Roundup Ready Weeds
I read the news today, oh boy.
I read an article in the New York Times, “Invader Batters Rural America, Shrugging off Herbicides,” Aug 11, 2014, about a weed that is just about impossible to kill establishing itself in fields planted with Roundup Ready crops. “Botanists call the weed palmer amaranth. But perhaps the most fitting, if less known, name is carelessweed. In barely a decade, it has devastated Southern cotton farms and is poised to wreak havoc in the Midwest—all because farmers got careless.” Searching “Roundup resistant weeds” at the Times website turned up articles going back more than ten years connecting the planting of Roundup Ready crops to the evolution of Roundup-resistant weeds. Darwin was right: evolution is fact, not theory, and “survival of the fittest” is the law of the corn field. The article quotes the farmer in whose fields palmer established dominance: “I consider myself a Roundup baby, and it was great. You didn’t have to think about anything. And now we get this weed that flips everything on its head.”
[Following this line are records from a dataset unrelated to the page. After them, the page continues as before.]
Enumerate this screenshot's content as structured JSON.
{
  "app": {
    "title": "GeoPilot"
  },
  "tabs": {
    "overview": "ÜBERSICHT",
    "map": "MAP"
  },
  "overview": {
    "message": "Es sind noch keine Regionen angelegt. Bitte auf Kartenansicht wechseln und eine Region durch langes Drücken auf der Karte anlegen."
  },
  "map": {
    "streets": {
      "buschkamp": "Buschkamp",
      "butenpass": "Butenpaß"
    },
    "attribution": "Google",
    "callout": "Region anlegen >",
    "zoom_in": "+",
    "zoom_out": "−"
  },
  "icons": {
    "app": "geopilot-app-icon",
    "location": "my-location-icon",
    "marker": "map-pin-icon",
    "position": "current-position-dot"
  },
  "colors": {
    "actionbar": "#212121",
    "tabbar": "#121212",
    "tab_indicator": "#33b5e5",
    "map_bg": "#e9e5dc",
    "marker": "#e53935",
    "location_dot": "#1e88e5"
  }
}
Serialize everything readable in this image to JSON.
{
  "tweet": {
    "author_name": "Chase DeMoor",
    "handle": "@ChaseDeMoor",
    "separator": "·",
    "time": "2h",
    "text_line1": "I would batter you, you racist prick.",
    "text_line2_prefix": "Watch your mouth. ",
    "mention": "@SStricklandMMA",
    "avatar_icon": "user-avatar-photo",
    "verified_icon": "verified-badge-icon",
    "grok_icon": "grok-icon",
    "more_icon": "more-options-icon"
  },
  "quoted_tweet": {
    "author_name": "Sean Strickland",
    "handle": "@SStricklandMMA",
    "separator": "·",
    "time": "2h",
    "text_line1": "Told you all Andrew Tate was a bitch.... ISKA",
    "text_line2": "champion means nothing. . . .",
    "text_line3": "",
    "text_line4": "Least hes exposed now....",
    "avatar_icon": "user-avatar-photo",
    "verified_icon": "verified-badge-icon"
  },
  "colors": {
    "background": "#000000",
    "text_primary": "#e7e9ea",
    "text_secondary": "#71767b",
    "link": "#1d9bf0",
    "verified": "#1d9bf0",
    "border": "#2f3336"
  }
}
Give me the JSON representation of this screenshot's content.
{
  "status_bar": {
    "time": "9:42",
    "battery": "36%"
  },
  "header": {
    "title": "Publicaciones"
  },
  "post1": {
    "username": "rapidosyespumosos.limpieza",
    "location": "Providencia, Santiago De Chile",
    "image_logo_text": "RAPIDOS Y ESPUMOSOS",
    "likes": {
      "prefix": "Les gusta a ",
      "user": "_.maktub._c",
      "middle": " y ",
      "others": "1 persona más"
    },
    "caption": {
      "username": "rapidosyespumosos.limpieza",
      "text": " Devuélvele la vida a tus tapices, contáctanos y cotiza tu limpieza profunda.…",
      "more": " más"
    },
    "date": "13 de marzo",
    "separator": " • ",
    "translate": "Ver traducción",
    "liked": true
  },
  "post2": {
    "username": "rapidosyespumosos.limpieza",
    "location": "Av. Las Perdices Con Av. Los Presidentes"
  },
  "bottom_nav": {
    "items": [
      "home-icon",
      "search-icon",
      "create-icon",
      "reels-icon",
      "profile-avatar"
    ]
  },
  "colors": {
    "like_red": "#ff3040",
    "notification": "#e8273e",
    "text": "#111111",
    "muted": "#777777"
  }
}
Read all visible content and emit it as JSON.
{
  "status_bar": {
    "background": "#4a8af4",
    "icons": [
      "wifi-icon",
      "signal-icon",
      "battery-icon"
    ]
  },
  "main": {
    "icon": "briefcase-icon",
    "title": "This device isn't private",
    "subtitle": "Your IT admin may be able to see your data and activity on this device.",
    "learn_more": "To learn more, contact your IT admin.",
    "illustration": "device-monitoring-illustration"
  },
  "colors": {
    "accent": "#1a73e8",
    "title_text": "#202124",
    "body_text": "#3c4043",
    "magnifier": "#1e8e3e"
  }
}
The obvious response to this complaint is “Well! Duh!” To say you didn’t have to think about anything is to imagine your actions have no consequences, that someone else has worked it all out for you, that the corporations that sold you the seed and the pesticide had nothing but your best interests at heart, that you owe the land nothing but contempt.
I know an old lady who swallowed a fly.
I don’t know why she swallowed a fly—perhaps she’ll die.
In response to the rapid spread of carelessweed and myriad other plants evolving to resist Roundup, Big Ag is reaching back into its bag of ever more toxic chemicals, the ones Roundup was supposed to be so much better than, and is now urging farmers to start applying these toxins and to plant a new generation of seeds engineered to resist them. The EPA, once again abandoning its responsibility for our safety and to sound agriculture, approved the planting of these new chimerae. The article quotes Dave Mortensen, a plant ecologist from Penn State, who makes the all-too-obvious point that the companies are repeating history, only now plants will develop resistance to stronger, more damaging pesticides. Dr Mortensen points out there are natural solutions like planting cover crops that would be more effective and better for everyone concerned except the Ag businesses’ bottom line. But let the farmer have the last word: “I’m not stupid. I know you can only ride a pony so far. It’ll probably take another 10 years before palmer becomes a real big problem again. But that just bought me 10 years I didn’t have.” How much more time could he buy if he thought about how to farm instead of thoughtlessly heeding the blandishments of big Ag?
If I have learned anything over these years, it is that I have to think about everything. What I’ve learned from my colleagues and customers is that’s the nature of farming as well.